Supermajority Provisions. Our certificate of incorporation and our bylaws provide that the Board of Directors is expressly authorized to adopt, amend or repeal, in whole or in part, our bylaws without a stockholder vote. No section of the bylaws may be adopted, repealed, altered, amended or rescinded by stockholders except by the vote of the holders of not less than two-thirds of the total voting power of all outstanding shares of voting stock. In addition, any director or the entire Board of Directors may be removed with or without cause by the holders of two-thirds of the total voting power of all outstanding shares.
The DGCL provides generally that the affirmative vote of a majority of the outstanding shares of stock entitled to vote is required to amend a corporation’s certificate of incorporation, unless the certificate of incorporation requires a greater percentage.

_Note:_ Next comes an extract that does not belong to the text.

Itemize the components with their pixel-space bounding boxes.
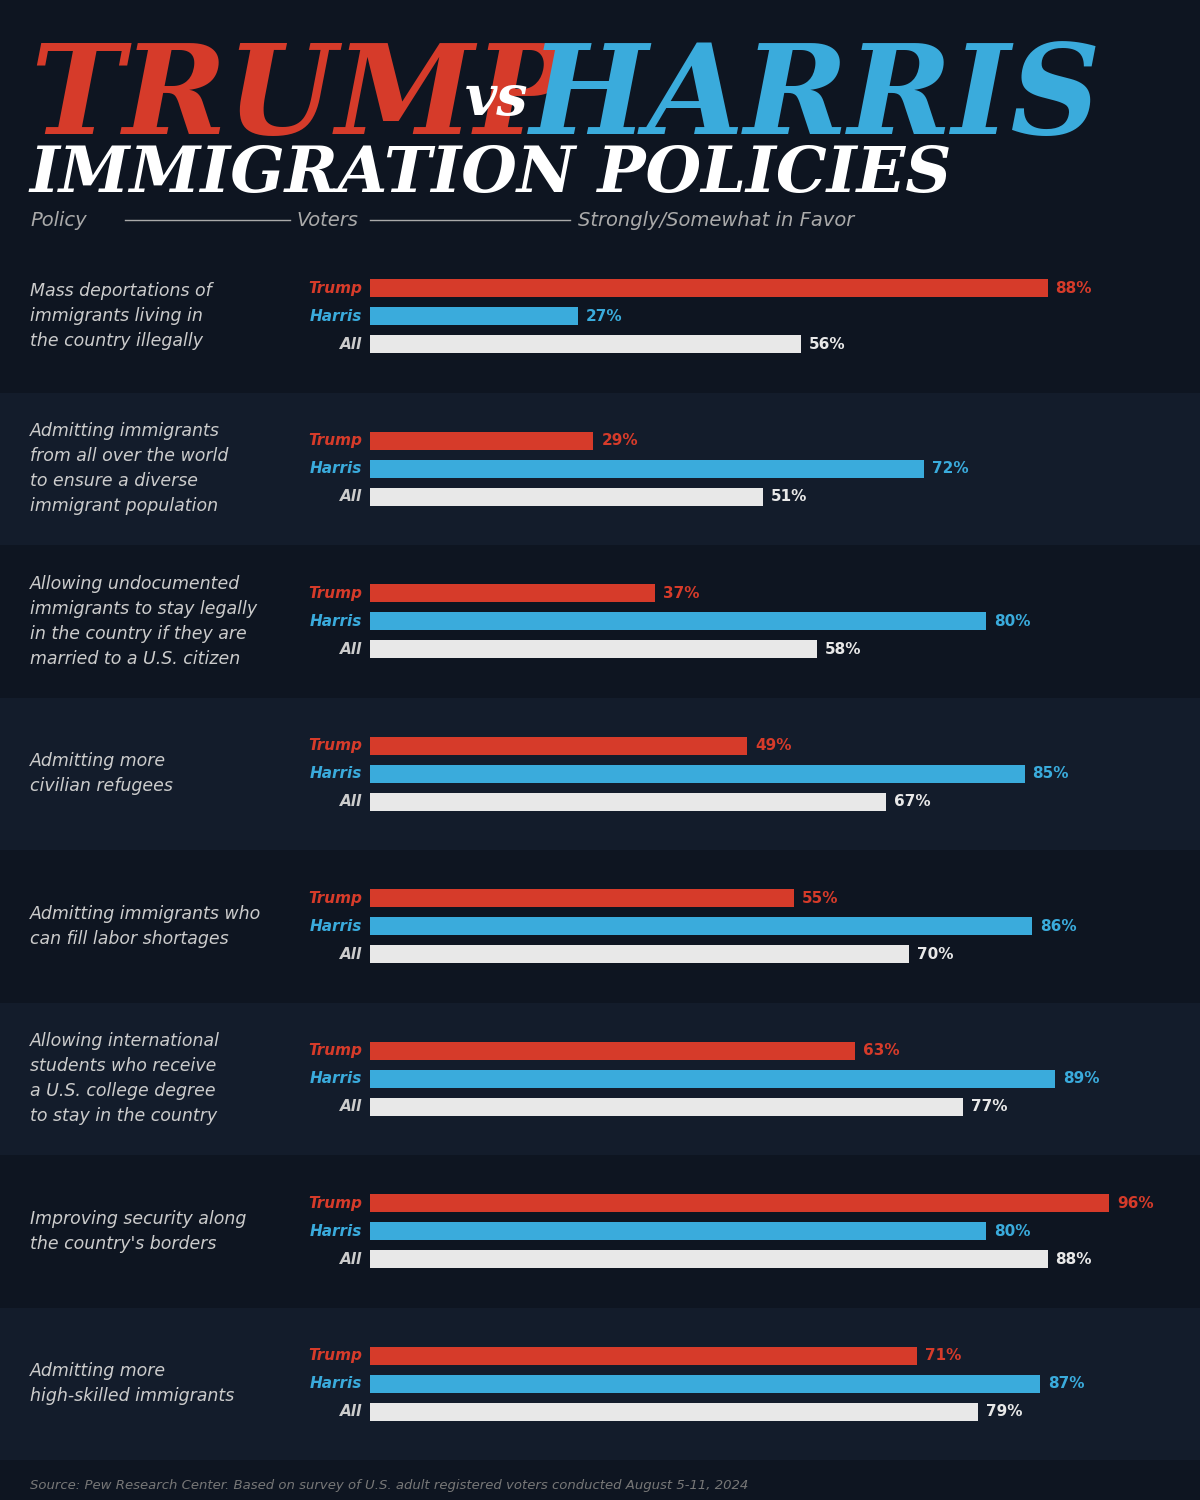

Our certificate of incorporation provides that the following provisions in our certificate of incorporation may be amended only by a vote of at least two-thirds of the voting power of all of the outstanding shares of our stock entitled to vote thereon, voting together as a single class:
filling vacancies on our Board of Directors and newly created directorships;
the removal of directors;
the provisions regarding stockholder action by written consent;
the provisions regarding calling special meetings of stockholders;
the provisions requiring that the bylaws be amended only with a two-thirds supermajority vote; and
the amendment provision requiring that the above provisions be amended only with a two-thirds supermajority vote.